覆水盆に返らず−13
「ヴァズィ!」
左手の術式も起動すると、唯斗は二人の近く、結界の内側に穴をあけた。穴はさらに奥へと水平方向にも続き、シャドウサーヴァントたちの背後まで続く。
「お前が兵器なら俺は制御装置。嫌かもしれないけど一蓮托生だ。そして何より、兵器の役目は使い捨てで相手を殺すことじゃない。殺した相手の屍の向こうに、持ち主を連れていくことだ」
唯斗は右側に立つオルタを見上げる。そこに不機嫌な色は浮かんでいなかった。
「…いいだろう、お前の言う兵器の定義に従ってやろうじゃねぇか、マスター。念話で合図したら結界解いて援護しろ」
「了解」
オルタはニヤリと笑うと、唯斗が空けた穴から素早く移動を開始した。
僅か数秒後、轟音とともに地面が振動する。唯斗が急造した隧道から地面を突き破り、シャドウサーヴァントたちを背後から一気に攻撃したのだろう。
(結界を解け)
念話で合図を送られた唯斗は、結界を解いて深く息を吸う。かなり魔力を使って、魔術回路がズキズキと痛んだ。

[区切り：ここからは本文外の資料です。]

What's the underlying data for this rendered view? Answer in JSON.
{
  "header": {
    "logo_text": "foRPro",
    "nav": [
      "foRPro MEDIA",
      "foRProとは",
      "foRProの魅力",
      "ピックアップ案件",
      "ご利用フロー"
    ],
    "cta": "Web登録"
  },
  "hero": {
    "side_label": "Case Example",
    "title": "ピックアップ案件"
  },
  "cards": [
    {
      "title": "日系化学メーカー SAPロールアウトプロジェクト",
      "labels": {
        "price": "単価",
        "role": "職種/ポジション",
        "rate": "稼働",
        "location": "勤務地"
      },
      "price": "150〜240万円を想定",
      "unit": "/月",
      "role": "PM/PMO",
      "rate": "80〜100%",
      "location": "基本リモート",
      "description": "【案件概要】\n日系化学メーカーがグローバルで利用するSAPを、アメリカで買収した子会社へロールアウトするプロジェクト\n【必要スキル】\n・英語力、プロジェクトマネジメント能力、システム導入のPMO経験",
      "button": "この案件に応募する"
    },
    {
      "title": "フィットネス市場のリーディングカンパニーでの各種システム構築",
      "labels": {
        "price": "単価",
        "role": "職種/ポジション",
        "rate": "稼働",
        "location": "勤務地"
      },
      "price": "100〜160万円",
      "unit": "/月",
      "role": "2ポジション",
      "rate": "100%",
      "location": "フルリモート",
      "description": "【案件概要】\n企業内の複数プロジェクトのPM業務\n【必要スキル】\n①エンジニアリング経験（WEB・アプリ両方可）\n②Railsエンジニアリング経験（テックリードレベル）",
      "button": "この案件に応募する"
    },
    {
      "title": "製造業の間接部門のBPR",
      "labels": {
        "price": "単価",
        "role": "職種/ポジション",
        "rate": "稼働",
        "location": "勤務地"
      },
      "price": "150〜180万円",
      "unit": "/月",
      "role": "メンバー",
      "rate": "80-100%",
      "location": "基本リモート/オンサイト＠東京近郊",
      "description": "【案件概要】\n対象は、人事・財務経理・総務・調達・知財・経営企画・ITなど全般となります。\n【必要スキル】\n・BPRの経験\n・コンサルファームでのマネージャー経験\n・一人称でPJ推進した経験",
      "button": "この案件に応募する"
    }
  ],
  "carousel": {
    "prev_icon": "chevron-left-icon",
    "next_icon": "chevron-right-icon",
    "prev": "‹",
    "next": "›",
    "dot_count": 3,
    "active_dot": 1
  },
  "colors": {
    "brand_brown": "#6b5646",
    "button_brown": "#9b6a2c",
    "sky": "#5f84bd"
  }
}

だが戦いはまだ続いている。シャドウサーヴァントの剣が再びオルタに向かうと、唯斗は強めのガンドによってその手を強く弾き、太刀筋を逸らす。その隙にオルタが槍を突き出した。
本来なら剣で防がれた軌道に瞬く間に槍が差し込まれたことで、シャドウサーヴァントの霊核が砕かれる。

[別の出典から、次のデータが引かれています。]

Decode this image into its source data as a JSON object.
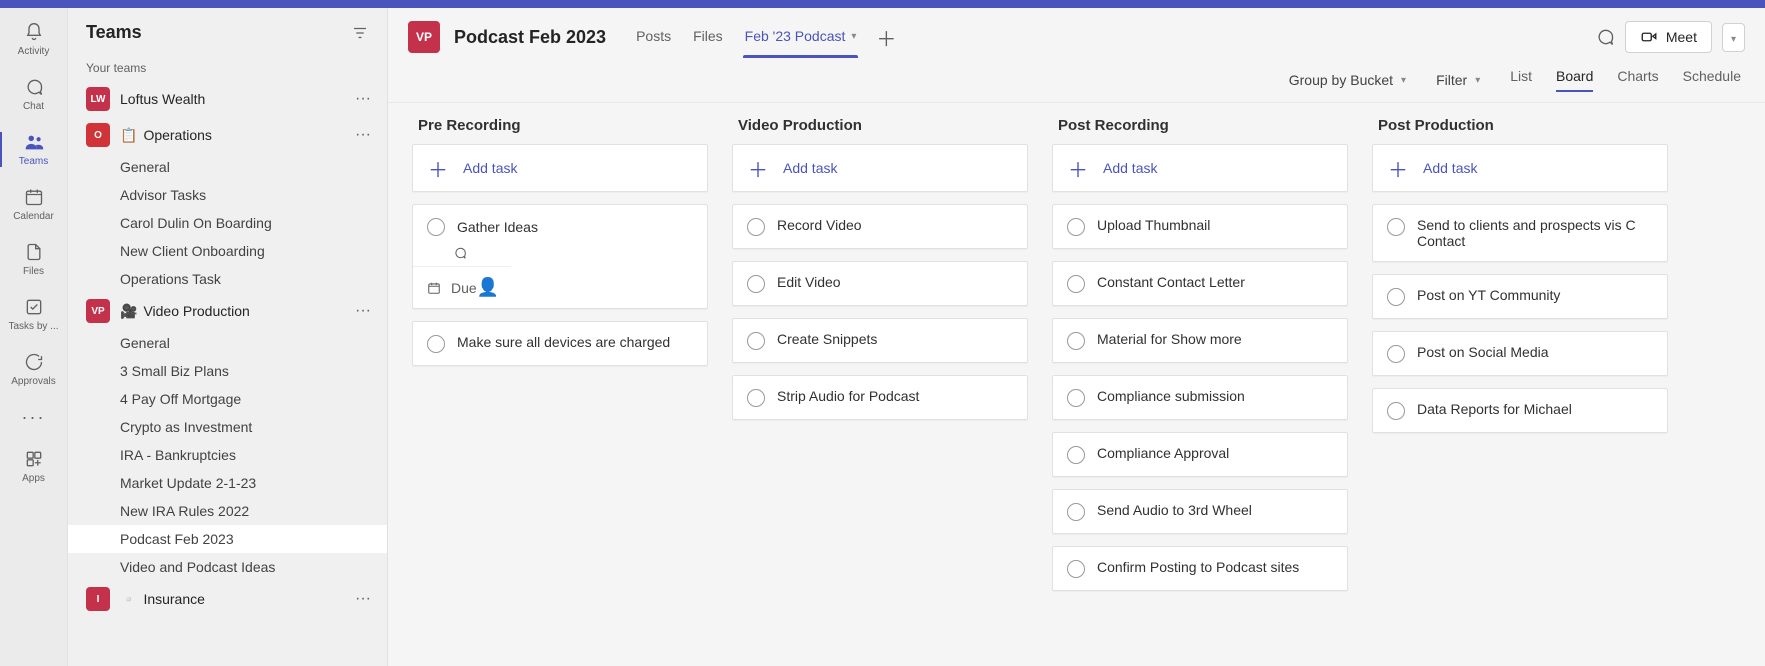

一方、もう1騎のシャドウサーヴァントは唯斗を明確に邪魔だと認識したのか、こちらに向けて光線を放つ。唯斗は迷彩術式で自分の姿を隠すと、同時にシャドウサーヴァントの足元の地面を転移させる。
「ヴィアン」
その土は唯斗の近くに転移してばらばらと崩れたが、シャドウサーヴァントは先ほど唯斗が空けた隧道に落下する。
そこを、オルタの槍が頭上から脳天を突き刺した。かなりえぐい突きに、つい目を逸らす。
だが、これで敵生体はすべて沈黙した。
ふう、と息をつくと、おもむろに地面が揺れ始めた。
『まずい、特異点修復の衝撃もあって、その洞窟が今にも崩落する!』
通信からのロマニの情けない声が聞こえていたオルタは、瞬時に唯斗の傍まで来ると、何も言わずに唯斗を抱き上げた。

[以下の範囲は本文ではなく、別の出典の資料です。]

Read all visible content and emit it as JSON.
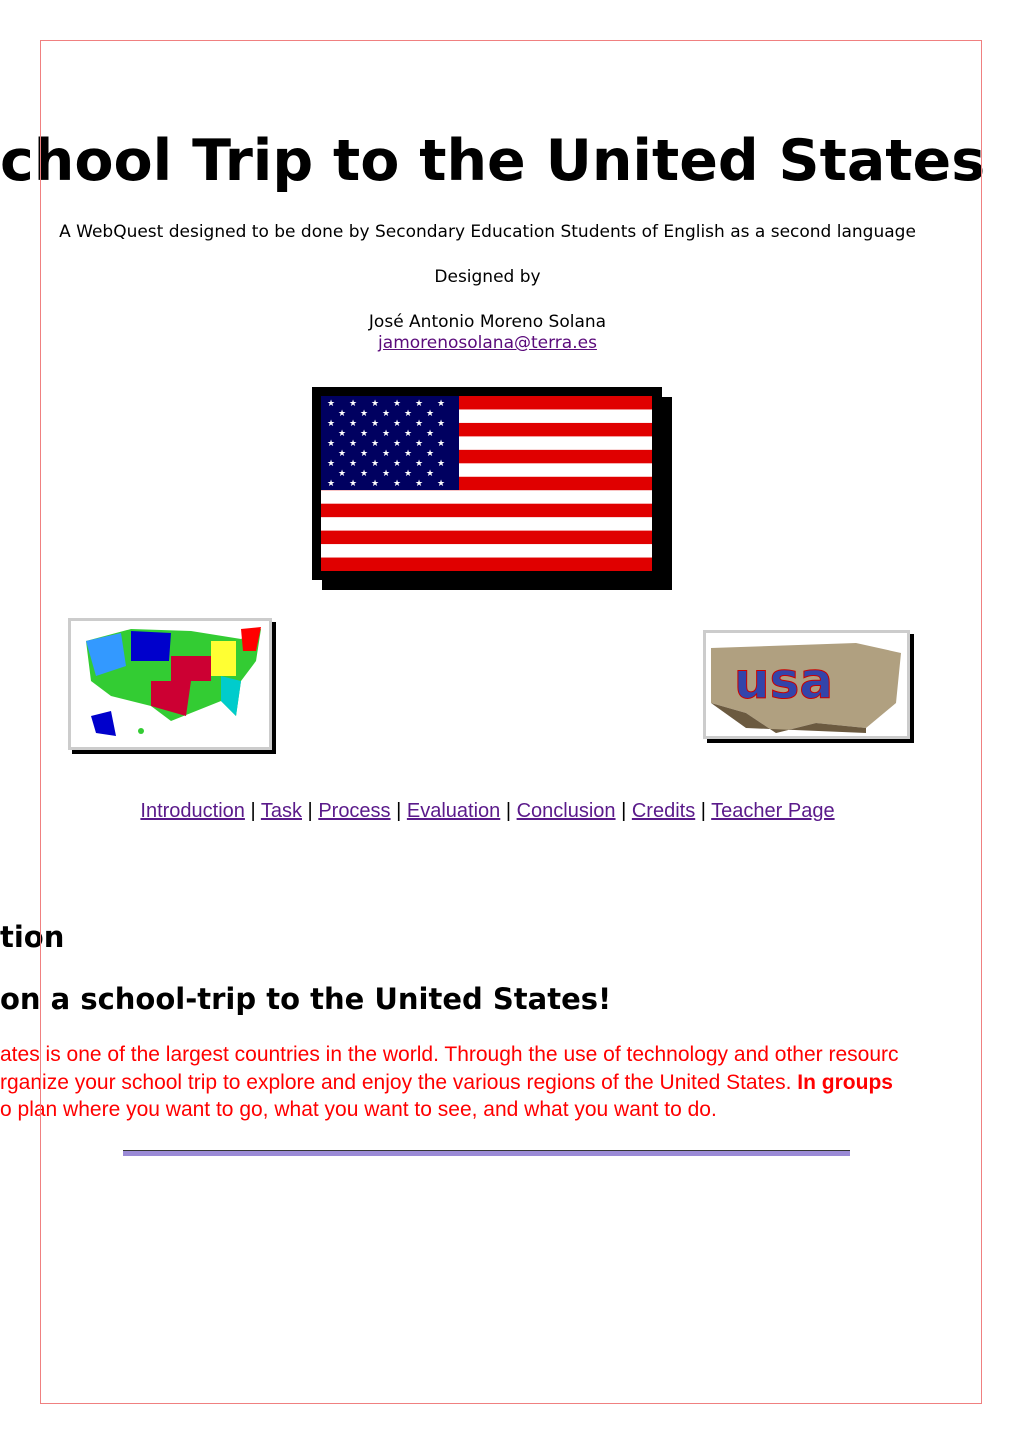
{
  "header": {
    "title": "chool Trip to the United States",
    "subtitle": "A WebQuest designed to be done by Secondary Education Students of English as a second language",
    "designed_by_label": "Designed by",
    "author": "José Antonio Moreno Solana",
    "email": "jamorenosolana@terra.es"
  },
  "images": {
    "flag": "usa-flag",
    "map": "usa-states-map",
    "logo": "usa-3d-text-map"
  },
  "nav": {
    "separator": "|",
    "links": [
      "Introduction",
      "Task",
      "Process",
      "Evaluation",
      "Conclusion",
      "Credits",
      "Teacher Page"
    ]
  },
  "introduction": {
    "heading": "tion",
    "subheading": "on a school-trip to the United States!",
    "lines": [
      "ates is one of the largest countries in the world. Through the use of technology and other resourc",
      "rganize your school trip to explore and enjoy the various regions of the United States. ",
      "o plan where you want to go, what you want to see, and what you want to do."
    ],
    "bold_text": "In groups"
  },
  "colors": {
    "body_text_red": "#ff0000",
    "link": "#5a1a8a",
    "rule": "#9a8ad6",
    "frame": "#f08080"
  }
}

最初から棘を消していたようで、違和感なくオルタの腕に収まっている。
「掴まってろ」
「分かったから全速力な」
ぎゅっとオルタの肩に掴まって、胸元に顔を埋める。単に全力疾走するオルタの体からはみ出ると危険だからというだけのことだが、意外と悪くない。大柄な体に抱き込まれている安定感のおかげで、崩落する洞窟からの脱出という局面であっても、焦りや恐怖はなかった。
そして、洞窟を出てきつい日差しの下に出るのと同時に、洞窟は山体ごと崩落。粉塵が立ち込める中、唯斗はこわばっていた体の力を抜いて、ようやくオルタにすべての体重を預ける。
「あー……疲れた」
そろそろ下ろされるかと思ったが、オルタは唯斗を抱きかかえたままだ。どうしたのかと至近距離の顔を見上げると、その切れ長の瞳はまっすぐ唯斗を見下ろしていた。
「…俺はお前さんのことはよく知らねぇし、知るつもりもねぇ。だが……」
「…?」
オルタは静かな声で口を開く。すでに帰還レイシフトが始まり、体が軽くなり始めていた。
「…お前は、機械よりも人間の方が向いている」
「っ、」
「…まァ、お前さんの在り様なんざ知ったこっちゃない、好きにすればいい」
ふっ、と小さく笑ったオルタは、どこか優し気な表情だった。それは一瞬のことだったが、唯斗はなぜか目を合わせていられなくて、顔を隠すようにオルタの鎖骨あたりに目元を埋めた。